Jimmy de Bum

Jimmy was the town drunk, who had been living and urinating on the steps of the Mairie (town hall) for longer than I had been in Gentilly, a suburb of Paris, which is to say, at least five years. He generally wintered in the bus stop shelter opposite, and disappeared about three times a year.

He would reappear a week later sober, clean shaven and in a fresh set of clothes which he carefully groomed with various bodily emissions to conform to the latest fashion in bum couture and fragrance. Personal hygiene was not at the forefront of his daily concerns, an attitude which rendered him "not nice to be near". It was interesting to watch the people he engaged in conversation politely manouvering to place themselves upwind of him. Such delicacies as undressing to go to the toilet, or indeed actually getting up and moving anywhere to go to the toilet, were clearly considered by Jimmy to be effete and superfluous.

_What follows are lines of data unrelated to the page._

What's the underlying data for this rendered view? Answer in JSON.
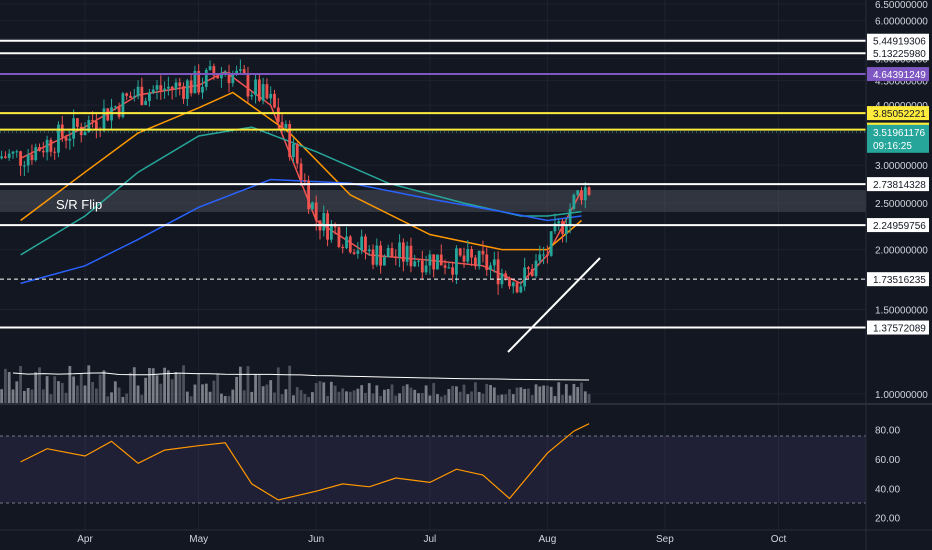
{
  "chart_data": [
    {
      "type": "candlestick",
      "annotation": "S/R Flip",
      "x_ticks": [
        "Apr",
        "May",
        "Jun",
        "Jul",
        "Aug",
        "Sep",
        "Oct"
      ],
      "y_ticks": [
        "6.50000000",
        "6.00000000",
        "5.50000000",
        "5.00000000",
        "4.50000000",
        "4.00000000",
        "3.50000000",
        "3.00000000",
        "2.50000000",
        "2.00000000",
        "1.50000000",
        "1.00000000"
      ],
      "y_range": [
        1.0,
        6.5
      ],
      "horizontal_levels": [
        {
          "value": 5.44919306,
          "label": "5.44919306",
          "color": "#ffffff"
        },
        {
          "value": 5.1322598,
          "label": "5.13225980",
          "color": "#ffffff"
        },
        {
          "value": 4.64391249,
          "label": "4.64391249",
          "color": "#7e57c2"
        },
        {
          "value": 3.85052221,
          "label": "3.85052221",
          "color": "#ffeb3b"
        },
        {
          "value": 3.55659648,
          "label": "3.55659648",
          "color": "#ffeb3b"
        },
        {
          "value": 2.73814328,
          "label": "2.73814328",
          "color": "#ffffff"
        },
        {
          "value": 2.24959756,
          "label": "2.24959756",
          "color": "#ffffff"
        },
        {
          "value": 1.73516235,
          "label": "1.73516235",
          "color": "#ffffff",
          "dashed": true
        },
        {
          "value": 1.37572089,
          "label": "1.37572089",
          "color": "#ffffff"
        }
      ],
      "current_price": {
        "value": 3.51961176,
        "label": "3.51961176",
        "countdown": "09:16:25",
        "color": "#26a69a"
      },
      "series": [
        {
          "name": "",
          "color": "#ef5350",
          "x": [
            "Mar 15",
            "Apr 1",
            "Apr 15",
            "May 1",
            "May 8",
            "May 20",
            "Jun 1",
            "Jun 15",
            "Jul 1",
            "Jul 15",
            "Jul 25",
            "Aug 1",
            "Aug 10"
          ],
          "values": [
            3.1,
            3.6,
            4.2,
            4.4,
            4.7,
            4.0,
            2.3,
            1.95,
            1.9,
            1.85,
            1.7,
            1.95,
            2.65
          ]
        },
        {
          "name": "",
          "color": "#ff9800",
          "x": [
            "Mar 15",
            "Apr 1",
            "Apr 15",
            "May 1",
            "May 10",
            "May 25",
            "Jun 10",
            "Jul 1",
            "Jul 20",
            "Aug 1",
            "Aug 10"
          ],
          "values": [
            2.3,
            2.9,
            3.5,
            3.95,
            4.25,
            3.5,
            2.6,
            2.15,
            2.0,
            2.0,
            2.3
          ]
        },
        {
          "name": "",
          "color": "#26a69a",
          "x": [
            "Mar 15",
            "Apr 1",
            "Apr 15",
            "May 1",
            "May 15",
            "Jun 1",
            "Jun 20",
            "Jul 10",
            "Jul 25",
            "Aug 1",
            "Aug 10"
          ],
          "values": [
            1.95,
            2.35,
            2.9,
            3.45,
            3.6,
            3.2,
            2.75,
            2.5,
            2.35,
            2.35,
            2.4
          ]
        },
        {
          "name": "",
          "color": "#2962ff",
          "x": [
            "Mar 15",
            "Apr 1",
            "Apr 15",
            "May 1",
            "May 20",
            "Jun 10",
            "Jul 1",
            "Jul 20",
            "Aug 1",
            "Aug 10"
          ],
          "values": [
            1.7,
            1.85,
            2.1,
            2.45,
            2.8,
            2.75,
            2.55,
            2.4,
            2.3,
            2.35
          ]
        }
      ]
    },
    {
      "type": "line",
      "y_ticks": [
        "80.00",
        "60.00",
        "40.00",
        "20.00"
      ],
      "y_range": [
        17,
        92
      ],
      "bands": [
        30,
        70
      ],
      "series": [
        {
          "name": "",
          "color": "#ff9800",
          "x": [
            "Mar 15",
            "Mar 22",
            "Apr 1",
            "Apr 8",
            "Apr 15",
            "Apr 22",
            "May 1",
            "May 8",
            "May 15",
            "May 22",
            "Jun 1",
            "Jun 8",
            "Jun 15",
            "Jun 22",
            "Jul 1",
            "Jul 8",
            "Jul 15",
            "Jul 22",
            "Aug 1",
            "Aug 8",
            "Aug 12"
          ],
          "values": [
            58,
            67,
            62,
            72,
            57,
            66,
            69,
            71,
            43,
            32,
            38,
            43,
            41,
            47,
            44,
            53,
            49,
            33,
            64,
            79,
            84
          ]
        }
      ]
    }
  ]
}
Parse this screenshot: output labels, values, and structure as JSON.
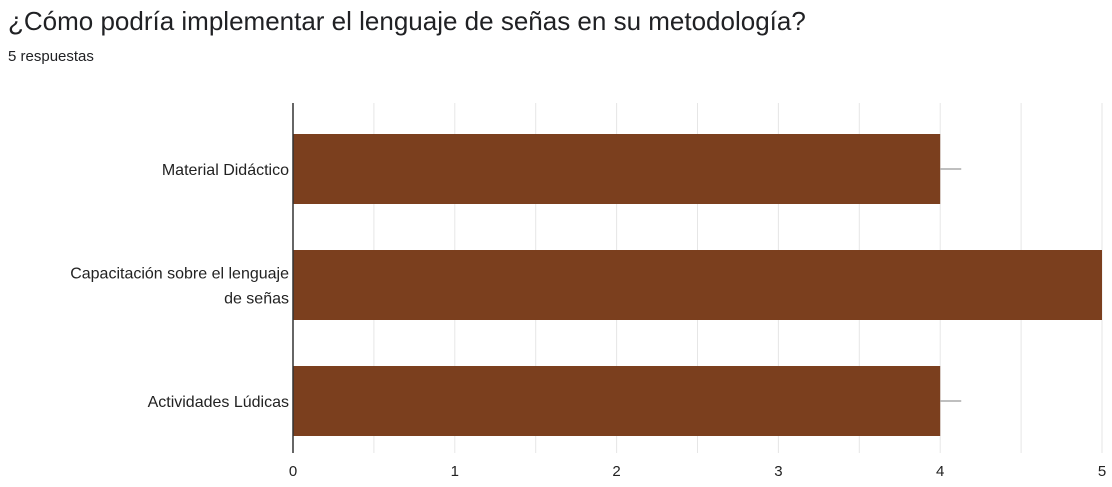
{
  "question": {
    "title": "¿Cómo podría implementar el lenguaje de señas en su metodología?",
    "responses": "5 respuestas"
  },
  "colors": {
    "bar": "#7b3f1e",
    "grid": "#e6e6e6",
    "axis": "#333333",
    "error_bar": "#aaaaaa"
  },
  "chart_data": {
    "type": "bar",
    "orientation": "horizontal",
    "categories": [
      [
        "Material Didáctico"
      ],
      [
        "Capacitación sobre el lenguaje",
        "de señas"
      ],
      [
        "Actividades Lúdicas"
      ]
    ],
    "values": [
      4,
      5,
      4
    ],
    "xlim": [
      0,
      5
    ],
    "x_ticks": [
      0,
      1,
      2,
      3,
      4,
      5
    ],
    "error_upper": [
      4.13,
      5,
      4.13
    ],
    "grid": true,
    "legend": "none",
    "title": "",
    "xlabel": "",
    "ylabel": ""
  }
}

I am sure that, had he not devoted himself to the profession of alcoholic, he would have been an Olympic athlete. He must have had the constitution and stamina of Arnold Schwarzenegger, to survive so long outdoors and in such health-challenging circumstances. You could make a movie of his life, and call it Urinator 4.

Apart from the malodorous force field surrounding him, he was a harmless soul who wandered about dragging a wheeled suitcase containing some light refreshments such as a five litre plastic bidon of wine, probably not the Beaujolais Nouveau offered in the local wine bar. Some time ago, a petition about Jimmy appeared in the entrance hall of my apartment building. I am still not able to understand all the nuances of French written expression, but it seemed to speak of the general undesirability of having Jimmy lodged in central precinct. I do not recall that it supplied any useful solution, it seemed more to be a protest or general complaint to M. le Maire (the Mayor), so I didn't sign it.

Jimmy disappeared shortly after the petition. I hope he is happy, and somewhere comfortable.

Clochard is a French word meaning a beggar or a vagrant. It comes from the French verb clocher1, meaning 'to limp', which comes in turn from the Latin clopus, meaning 'lame'. In English it is pronounced 'kloh-sherd'.

This word is relatively new to the English language. The OED records its first English usage in Hemingway's book For Whom the Bell Tolls, published in 1940. It still makes appearances in the writings of those who cannot resist a good thesaurus, but is far from being in common usage.

One context in which you might see the word clochard used in English is in the field of photography. The French humanist school of photography frequently focused on the clochard as a particularly human figure. They remain an 'artsy' subject today, and the French is often used when talking about these photos. (Here's an external link for you2).

If you are in France, a clochard is generally a homeless person, with an overtone of wino. A female would be a clocharde.


1. An alternate etymology! Mouesh says re Clochard: Most cities of France used to have fortifications and come the night, the church bell (cloche in French) would tell the poor, the bums and the workers who could not afford to live in town to vacate the premises of the city. Many were drunk, tired, or injured and did not walk straight when leaving. From this and the fact that the word clocher (Latin verb claudicare) which means to limp, came the denomination "clochard".